Nawabi Jawed, Kniep Helge, Kabiri Reza, Broocks Gabriel, Faizy Tobias D, Thaler Christian, Schön Gerhard, Fiehler Jens, Hanning Uta
Department of Diagnostic and Interventional Neuroradiology, University Medical Center Hamburg-Eppendorf, Hamburg, Germany.
Institute of Medical Biometry and Epidemiology, University Medical Center Hamburg-Eppendorf, Hamburg, Germany.
Front Neurol. 2020 May 5;11:285. doi: 10.3389/fneur.2020.00285. eCollection 2020.
Early differentiation of neoplastic and non-neoplastic intracerebral hemorrhage (ICH) can be difficult in initial radiological evaluation, especially for extensive ICHs. The aim of this study was to evaluate the potential of a machine learning-based prediction of etiology for acute ICHs based on quantitative radiomic image features extracted from initial non-contrast-enhanced computed tomography (NECT) brain scans. The analysis included NECT brain scans from 77 patients with acute ICH ( = 50 non-neoplastic, = 27 neoplastic). Radiomic features including shape, histogram, and texture markers were extracted from non-, wavelet-, and log-sigma-filtered images using regions of interest of ICH and perihematomal edema (PHE). Six thousand and ninety quantitative predictors were evaluated utilizing random forest algorithms with five-fold model-external cross-validation. Model stability was assessed through comparative analysis of 10 randomly drawn cross-validation sets. Classifier performance was compared with predictions of two radiologists employing the Matthews correlation coefficient (MCC). The receiver operating characteristic (ROC) area under the curve (AUC) of the test sets for predicting neoplastic vs. non-neoplastic ICHs was 0.89 [95% CI (0.70; 0.99); < 0.001], and specificities and sensitivities reached >80%. Compared to the radiologists' predictions, the machine learning algorithm yielded equal or superior results for all evaluated metrics. The MCC of the proposed algorithm at its optimal operating point (0.69) was significantly higher than the MCC of the radiologist readers (0.54); = 0.01. Evaluating quantitative features of acute NECT images in a machine learning algorithm provided high discriminatory power in predicting non-neoplastic vs. neoplastic ICHs. Utilized in the clinical routine, the proposed approach could improve patient care at low risk and costs.
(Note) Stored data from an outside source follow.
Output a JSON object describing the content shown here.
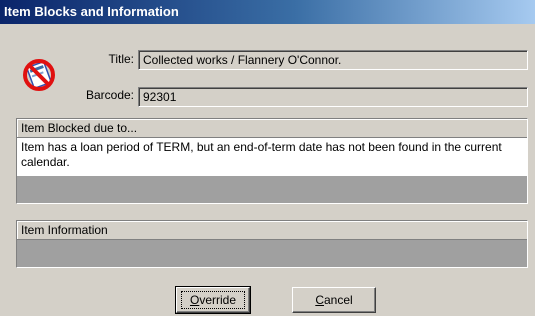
{
  "window": {
    "title": "Item Blocks and Information"
  },
  "icon": {
    "name": "blocked-item-icon"
  },
  "fields": {
    "title_label": "Title:",
    "title_value": "Collected works / Flannery O'Connor.",
    "barcode_label": "Barcode:",
    "barcode_value": "92301"
  },
  "blocked": {
    "header": "Item Blocked due to...",
    "message": "Item has a loan period of TERM, but an end-of-term date has not been found in the current calendar."
  },
  "info": {
    "header": "Item Information"
  },
  "buttons": {
    "override": {
      "accel": "O",
      "rest": "verride"
    },
    "cancel": {
      "accel": "C",
      "rest": "ancel"
    }
  }
}
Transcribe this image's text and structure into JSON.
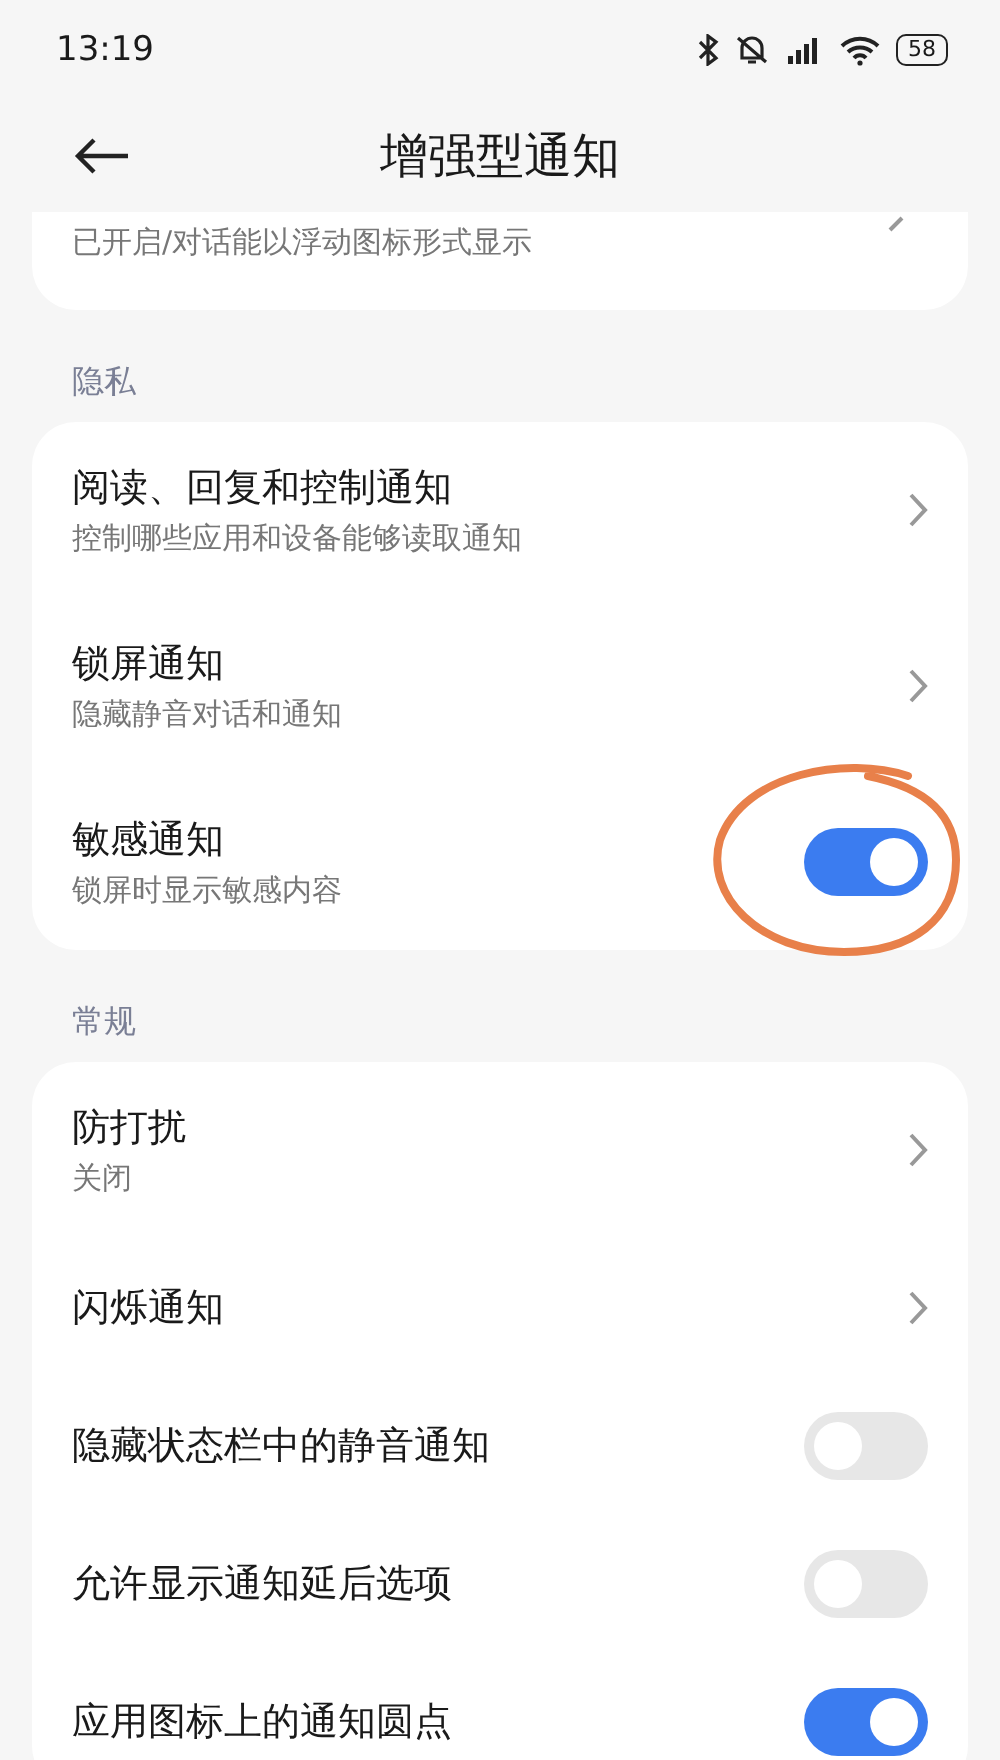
{
  "status_bar": {
    "time": "13:19",
    "battery": "58"
  },
  "header": {
    "title": "增强型通知"
  },
  "top_card": {
    "subtitle": "已开启/对话能以浮动图标形式显示"
  },
  "sections": [
    {
      "heading": "隐私",
      "items": [
        {
          "kind": "link",
          "title": "阅读、回复和控制通知",
          "subtitle": "控制哪些应用和设备能够读取通知"
        },
        {
          "kind": "link",
          "title": "锁屏通知",
          "subtitle": "隐藏静音对话和通知"
        },
        {
          "kind": "toggle",
          "title": "敏感通知",
          "subtitle": "锁屏时显示敏感内容",
          "on": true,
          "circled": true
        }
      ]
    },
    {
      "heading": "常规",
      "items": [
        {
          "kind": "link",
          "title": "防打扰",
          "subtitle": "关闭"
        },
        {
          "kind": "link",
          "title": "闪烁通知"
        },
        {
          "kind": "toggle",
          "title": "隐藏状态栏中的静音通知",
          "on": false
        },
        {
          "kind": "toggle",
          "title": "允许显示通知延后选项",
          "on": false
        },
        {
          "kind": "toggle",
          "title": "应用图标上的通知圆点",
          "on": true
        }
      ]
    }
  ]
}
在初始影像学评估中,肿瘤性和非肿瘤性脑出血(ICH)的早期鉴别可能具有挑战性,尤其是对于广泛的脑出血。本研究的目的是基于从初始非增强计算机断层扫描(NECT)脑部扫描中提取的定量放射组学图像特征,评估基于机器学习预测急性脑出血病因的潜力。分析包括77例急性脑出血患者的NECT脑部扫描(n = 50例非肿瘤性,n = 27例肿瘤性)。使用脑出血和血肿周围水肿(PHE)的感兴趣区域,从非滤波、小波滤波和对数标准差滤波图像中提取包括形状、直方图和纹理标记在内的放射组学特征。利用随机森林算法和五重模型外部交叉验证评估了6090个定量预测因子。通过对10个随机抽取的交叉验证集进行比较分析来评估模型稳定性。使用马修斯相关系数(MCC)将分类器性能与两位放射科医生的预测结果进行比较。预测肿瘤性与非肿瘤性ICH的测试集的受试者工作特征(ROC)曲线下面积(AUC)为0.89 [95% CI(0.70;0.99);P < 0.001],特异性和敏感性均达到80%以上。与放射科医生的预测相比,机器学习算法在所有评估指标上均产生了相同或更好的结果。所提出算法在其最佳工作点的MCC(0.69)显著高于放射科医生读者的MCC(0.54);P = 0.01。在机器学习算法中评估急性NECT图像的定量特征,在预测非肿瘤性与肿瘤性ICH方面具有很高的鉴别力。在临床常规中使用所提出的方法,可以以低风险和低成本改善患者护理。